The Elietimm shook his head, a cruel satisfaction curling his lip. He was sitting cross-legged, straight-backed, stripped to the waist but for a gold gorget bright at his throat. Strange sigils were dark on his pale skin, on his chest and down his arms to his outspread hands. They must have been painted on; I was certain I hadn’t seen anything on his palms earlier. Even in the dim light of the candle, the man’s eyes were clear and focused; the smoke wasn’t curdling his senses at all and I wondered just why that might be. I was already getting enough to be risking a light head and exotic dreams and I was keeping my face to the floor and breathing as shallow as I dared. Who was this man and what was he doing here with his cursed aetheric enchantments?

“Please…” Kaeska held out shaking hands in abject supplication.

“If I do, you must do something in return. The Queen of the Moonless Night demands balance in all things.” The man pretended to think, but I could see right through his false hesitation. He knew exactly what he wanted.

“Anything.” Kaeska’s eyes were wide and vacant by now, her jaw slack, but she still looked at the Elietimm as if he held Saedrin’s keys to the Otherworld.

“That slave of the woman Laio’s,” the Ice Islander leaned forward, his expression all cold intent, “he and his kind are enemies of my Queen. I will need to counter his powers if I am to get you with child. Trade something for him; if he is yours, we can take him with us when we leave and I can deal with him fittingly.”

“Once the child is born, Mahli will be First Wife.” Concern wrinkled Kaeska’s brow with visible effort. “It will be her business to make such trades.”

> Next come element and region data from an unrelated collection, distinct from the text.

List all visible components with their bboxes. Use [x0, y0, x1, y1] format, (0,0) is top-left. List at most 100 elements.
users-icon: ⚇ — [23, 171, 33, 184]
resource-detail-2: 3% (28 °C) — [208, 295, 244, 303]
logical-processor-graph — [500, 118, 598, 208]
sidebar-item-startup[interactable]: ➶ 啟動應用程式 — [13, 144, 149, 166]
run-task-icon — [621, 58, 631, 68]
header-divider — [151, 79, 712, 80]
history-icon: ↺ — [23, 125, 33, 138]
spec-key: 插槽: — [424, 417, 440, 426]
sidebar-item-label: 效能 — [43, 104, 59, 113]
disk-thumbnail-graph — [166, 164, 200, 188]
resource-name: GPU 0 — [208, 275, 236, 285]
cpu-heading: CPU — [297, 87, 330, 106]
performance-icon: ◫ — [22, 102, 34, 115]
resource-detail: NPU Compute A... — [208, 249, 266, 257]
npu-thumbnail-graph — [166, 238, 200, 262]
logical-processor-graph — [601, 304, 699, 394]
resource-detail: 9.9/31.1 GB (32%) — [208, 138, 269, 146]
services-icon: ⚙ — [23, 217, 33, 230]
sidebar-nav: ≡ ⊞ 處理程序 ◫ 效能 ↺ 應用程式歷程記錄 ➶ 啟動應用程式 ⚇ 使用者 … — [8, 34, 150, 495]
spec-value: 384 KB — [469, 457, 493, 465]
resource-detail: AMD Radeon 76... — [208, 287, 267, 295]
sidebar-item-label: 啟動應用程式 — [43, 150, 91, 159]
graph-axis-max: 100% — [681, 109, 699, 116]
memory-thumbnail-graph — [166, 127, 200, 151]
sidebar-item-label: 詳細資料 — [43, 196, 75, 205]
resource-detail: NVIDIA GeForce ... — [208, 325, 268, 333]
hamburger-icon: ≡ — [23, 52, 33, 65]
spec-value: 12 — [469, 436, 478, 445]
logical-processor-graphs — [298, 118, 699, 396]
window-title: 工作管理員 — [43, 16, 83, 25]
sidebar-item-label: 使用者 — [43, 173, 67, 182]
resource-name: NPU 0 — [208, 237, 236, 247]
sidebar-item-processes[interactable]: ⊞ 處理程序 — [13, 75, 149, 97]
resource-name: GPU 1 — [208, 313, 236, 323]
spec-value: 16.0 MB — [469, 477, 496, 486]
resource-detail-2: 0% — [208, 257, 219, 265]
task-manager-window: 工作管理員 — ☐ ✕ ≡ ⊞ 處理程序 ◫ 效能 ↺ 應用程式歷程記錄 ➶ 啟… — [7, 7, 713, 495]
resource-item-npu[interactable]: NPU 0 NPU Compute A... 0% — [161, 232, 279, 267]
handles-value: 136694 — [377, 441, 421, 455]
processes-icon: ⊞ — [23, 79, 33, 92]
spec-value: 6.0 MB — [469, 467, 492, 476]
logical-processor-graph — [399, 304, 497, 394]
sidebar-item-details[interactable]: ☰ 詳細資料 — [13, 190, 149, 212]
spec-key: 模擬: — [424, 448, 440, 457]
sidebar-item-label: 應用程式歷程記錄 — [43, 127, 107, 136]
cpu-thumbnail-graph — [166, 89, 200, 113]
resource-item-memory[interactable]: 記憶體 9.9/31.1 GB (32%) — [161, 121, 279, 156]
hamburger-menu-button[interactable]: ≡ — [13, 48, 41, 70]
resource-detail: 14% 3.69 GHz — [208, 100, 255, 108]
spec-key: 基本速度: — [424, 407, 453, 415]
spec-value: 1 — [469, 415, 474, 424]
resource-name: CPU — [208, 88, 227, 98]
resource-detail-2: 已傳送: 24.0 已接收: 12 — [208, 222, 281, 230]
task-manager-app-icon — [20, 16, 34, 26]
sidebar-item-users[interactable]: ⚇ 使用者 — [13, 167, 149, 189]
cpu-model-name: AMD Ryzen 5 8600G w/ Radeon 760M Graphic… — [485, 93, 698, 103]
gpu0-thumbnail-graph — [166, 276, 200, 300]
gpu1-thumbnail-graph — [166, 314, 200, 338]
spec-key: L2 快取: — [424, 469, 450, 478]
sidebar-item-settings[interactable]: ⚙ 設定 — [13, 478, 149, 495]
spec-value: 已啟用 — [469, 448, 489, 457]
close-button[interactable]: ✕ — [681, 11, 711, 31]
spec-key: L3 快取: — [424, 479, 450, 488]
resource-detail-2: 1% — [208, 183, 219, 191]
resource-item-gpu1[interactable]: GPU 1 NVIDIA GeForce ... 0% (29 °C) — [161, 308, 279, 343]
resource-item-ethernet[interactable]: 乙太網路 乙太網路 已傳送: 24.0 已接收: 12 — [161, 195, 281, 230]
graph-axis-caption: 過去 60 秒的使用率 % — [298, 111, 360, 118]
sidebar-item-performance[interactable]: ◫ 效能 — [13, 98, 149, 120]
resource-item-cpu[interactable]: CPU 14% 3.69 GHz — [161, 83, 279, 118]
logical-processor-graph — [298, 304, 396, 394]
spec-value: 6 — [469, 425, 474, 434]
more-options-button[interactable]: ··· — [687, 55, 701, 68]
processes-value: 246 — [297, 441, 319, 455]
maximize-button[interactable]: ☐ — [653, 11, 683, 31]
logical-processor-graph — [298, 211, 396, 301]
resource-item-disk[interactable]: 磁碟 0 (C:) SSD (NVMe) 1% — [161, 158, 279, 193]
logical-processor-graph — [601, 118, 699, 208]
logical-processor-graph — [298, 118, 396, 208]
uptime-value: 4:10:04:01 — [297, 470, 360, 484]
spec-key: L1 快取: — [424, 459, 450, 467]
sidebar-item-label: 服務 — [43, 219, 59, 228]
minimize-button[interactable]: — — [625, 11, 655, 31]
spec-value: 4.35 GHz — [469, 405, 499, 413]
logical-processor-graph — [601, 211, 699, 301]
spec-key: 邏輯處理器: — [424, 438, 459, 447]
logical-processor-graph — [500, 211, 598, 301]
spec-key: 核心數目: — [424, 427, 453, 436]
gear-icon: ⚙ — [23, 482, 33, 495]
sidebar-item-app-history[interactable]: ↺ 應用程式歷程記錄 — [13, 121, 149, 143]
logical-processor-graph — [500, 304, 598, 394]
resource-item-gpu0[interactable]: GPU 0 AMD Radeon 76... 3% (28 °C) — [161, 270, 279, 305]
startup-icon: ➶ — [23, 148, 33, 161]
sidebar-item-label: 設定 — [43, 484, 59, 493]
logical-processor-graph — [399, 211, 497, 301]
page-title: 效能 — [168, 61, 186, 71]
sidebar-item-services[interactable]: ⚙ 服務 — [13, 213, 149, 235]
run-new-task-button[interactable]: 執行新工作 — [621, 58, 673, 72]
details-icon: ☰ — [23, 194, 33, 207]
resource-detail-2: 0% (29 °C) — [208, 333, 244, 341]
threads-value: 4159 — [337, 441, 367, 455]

“So do it before the child arrives.” The Elietimm’s voice was harsh. “I can dispose of this garbage tonight, if necessary. Crush a few more berries on his gums and he won’t even wake up.”

He shoved a foot at what I had taken to be a pile of cushions and coverlets. It wasn’t; it was Irith who groaned feebly and rolled away from the kick. He came to rest facing me, eyes rolling half open, bloodshot even in the feeble light and a trickle of dark slime oozing from his slack lips.